O objetivo deste breve texto é demonstrar que: 1) é possível haver uma elevação substancial da receita da Previdência (ou, na forma de cálculo dominante, superávit no balanço), caso seja priorizada a arrecadação via combate à sonegação das contribuições; 2) as propostas em curso não focam as receitas e o ataque à sonegação previdenciária porque a forma como a política pública previdenciária é discutida e implementada (a opção entre enfatizar gastos ou arrecadação) no Brasil tem natureza classista, e priorizar o corte de gastos como forma de regulação da Previdência atende aos interesses dominantes.
Agora, um dos argumentos para a nova reforma da Previdência é a mudança na estrutura demográfica da população brasileira.

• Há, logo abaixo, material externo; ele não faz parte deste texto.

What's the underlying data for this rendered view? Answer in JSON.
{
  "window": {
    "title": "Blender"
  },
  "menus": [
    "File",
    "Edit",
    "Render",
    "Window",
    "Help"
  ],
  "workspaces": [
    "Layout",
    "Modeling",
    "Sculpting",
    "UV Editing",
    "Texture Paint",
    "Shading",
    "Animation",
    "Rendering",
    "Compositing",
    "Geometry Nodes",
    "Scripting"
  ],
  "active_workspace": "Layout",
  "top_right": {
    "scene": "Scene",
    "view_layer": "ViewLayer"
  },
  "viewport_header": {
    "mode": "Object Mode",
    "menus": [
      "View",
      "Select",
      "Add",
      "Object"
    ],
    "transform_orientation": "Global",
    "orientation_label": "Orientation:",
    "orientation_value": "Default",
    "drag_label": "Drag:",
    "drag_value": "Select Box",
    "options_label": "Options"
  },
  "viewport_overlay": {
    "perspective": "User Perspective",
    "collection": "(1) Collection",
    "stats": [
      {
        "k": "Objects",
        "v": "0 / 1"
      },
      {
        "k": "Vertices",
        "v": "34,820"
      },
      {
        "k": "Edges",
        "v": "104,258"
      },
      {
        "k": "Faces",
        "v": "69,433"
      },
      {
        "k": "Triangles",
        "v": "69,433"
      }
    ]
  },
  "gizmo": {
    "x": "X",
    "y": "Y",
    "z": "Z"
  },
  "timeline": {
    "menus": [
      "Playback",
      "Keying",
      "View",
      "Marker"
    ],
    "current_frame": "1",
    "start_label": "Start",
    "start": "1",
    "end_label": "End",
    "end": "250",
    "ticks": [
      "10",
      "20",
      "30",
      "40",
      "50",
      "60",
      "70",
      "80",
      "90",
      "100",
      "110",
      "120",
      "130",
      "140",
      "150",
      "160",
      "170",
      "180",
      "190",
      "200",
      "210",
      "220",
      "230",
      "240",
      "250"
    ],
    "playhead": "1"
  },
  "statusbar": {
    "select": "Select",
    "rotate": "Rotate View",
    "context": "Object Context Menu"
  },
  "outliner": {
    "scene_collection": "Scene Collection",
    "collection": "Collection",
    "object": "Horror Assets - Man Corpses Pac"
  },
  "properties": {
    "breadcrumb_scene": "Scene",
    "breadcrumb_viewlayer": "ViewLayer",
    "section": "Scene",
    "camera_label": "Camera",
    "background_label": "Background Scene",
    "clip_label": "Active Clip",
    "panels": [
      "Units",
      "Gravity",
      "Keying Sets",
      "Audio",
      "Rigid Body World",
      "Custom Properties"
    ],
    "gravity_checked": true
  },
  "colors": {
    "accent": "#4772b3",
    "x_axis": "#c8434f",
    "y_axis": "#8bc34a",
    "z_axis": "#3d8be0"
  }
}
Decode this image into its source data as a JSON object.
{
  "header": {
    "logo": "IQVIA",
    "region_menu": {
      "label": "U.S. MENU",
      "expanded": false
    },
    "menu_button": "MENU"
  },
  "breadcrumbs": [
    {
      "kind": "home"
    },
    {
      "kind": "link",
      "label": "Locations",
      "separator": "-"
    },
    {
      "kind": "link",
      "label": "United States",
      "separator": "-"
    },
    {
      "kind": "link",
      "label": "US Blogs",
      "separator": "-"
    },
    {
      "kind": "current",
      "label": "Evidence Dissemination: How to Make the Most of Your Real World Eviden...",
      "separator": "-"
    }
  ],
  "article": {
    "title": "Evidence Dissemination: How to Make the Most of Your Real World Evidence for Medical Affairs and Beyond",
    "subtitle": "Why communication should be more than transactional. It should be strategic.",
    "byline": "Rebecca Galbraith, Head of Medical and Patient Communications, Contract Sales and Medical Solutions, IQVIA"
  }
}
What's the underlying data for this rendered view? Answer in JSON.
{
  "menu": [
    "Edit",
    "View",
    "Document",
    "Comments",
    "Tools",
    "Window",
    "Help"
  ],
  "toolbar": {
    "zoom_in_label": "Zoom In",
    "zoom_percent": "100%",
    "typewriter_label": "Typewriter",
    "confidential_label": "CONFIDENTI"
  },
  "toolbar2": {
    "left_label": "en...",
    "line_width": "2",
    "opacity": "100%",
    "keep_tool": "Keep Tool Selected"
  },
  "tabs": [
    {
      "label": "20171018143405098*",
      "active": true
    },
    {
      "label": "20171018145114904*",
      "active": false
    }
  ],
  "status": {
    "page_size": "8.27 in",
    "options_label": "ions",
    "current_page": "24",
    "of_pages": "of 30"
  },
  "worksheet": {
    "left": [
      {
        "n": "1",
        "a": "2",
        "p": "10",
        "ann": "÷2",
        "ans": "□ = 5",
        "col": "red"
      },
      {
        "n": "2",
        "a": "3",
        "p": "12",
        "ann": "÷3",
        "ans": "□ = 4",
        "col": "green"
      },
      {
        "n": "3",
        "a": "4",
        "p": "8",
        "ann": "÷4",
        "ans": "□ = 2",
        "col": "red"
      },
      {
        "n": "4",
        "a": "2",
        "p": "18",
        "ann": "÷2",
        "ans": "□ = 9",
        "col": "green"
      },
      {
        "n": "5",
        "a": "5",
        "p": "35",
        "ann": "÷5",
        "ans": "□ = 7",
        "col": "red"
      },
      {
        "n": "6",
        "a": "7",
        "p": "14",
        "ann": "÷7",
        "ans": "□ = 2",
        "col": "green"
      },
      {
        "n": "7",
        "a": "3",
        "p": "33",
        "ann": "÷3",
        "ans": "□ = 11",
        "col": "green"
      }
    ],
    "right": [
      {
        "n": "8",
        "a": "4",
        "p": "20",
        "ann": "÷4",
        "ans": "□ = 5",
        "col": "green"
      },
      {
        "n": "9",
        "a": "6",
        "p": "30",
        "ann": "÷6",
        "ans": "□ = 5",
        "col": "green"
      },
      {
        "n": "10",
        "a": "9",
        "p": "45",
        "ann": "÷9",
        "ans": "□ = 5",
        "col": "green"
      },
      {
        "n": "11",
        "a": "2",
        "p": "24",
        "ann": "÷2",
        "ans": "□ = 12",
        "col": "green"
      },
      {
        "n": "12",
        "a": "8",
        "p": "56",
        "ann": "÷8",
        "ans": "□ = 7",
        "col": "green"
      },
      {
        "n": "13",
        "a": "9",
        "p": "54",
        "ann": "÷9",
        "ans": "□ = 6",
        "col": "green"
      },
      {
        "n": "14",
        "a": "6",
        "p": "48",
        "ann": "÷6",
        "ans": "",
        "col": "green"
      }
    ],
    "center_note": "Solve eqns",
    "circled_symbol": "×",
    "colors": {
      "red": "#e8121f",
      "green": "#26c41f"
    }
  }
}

Entretanto, a tônica e o pano de fundo do debate são, mais uma vez, cortes nas despesas com benefícios, sendo aventada, inclusive, sua desvinculação ao salário mínimo. Há algumas décadas, forças empresariais e seus representantes pregam a existência de um suposto déficit da previdência, consistindo basicamente na diferença entre contribuições em folha e individuais (patronal e dos trabalhadores) e despesas gerais. Nessa conta, no ano de 2015, o déficit teria atingindo 85,8 bilhões de reais[3].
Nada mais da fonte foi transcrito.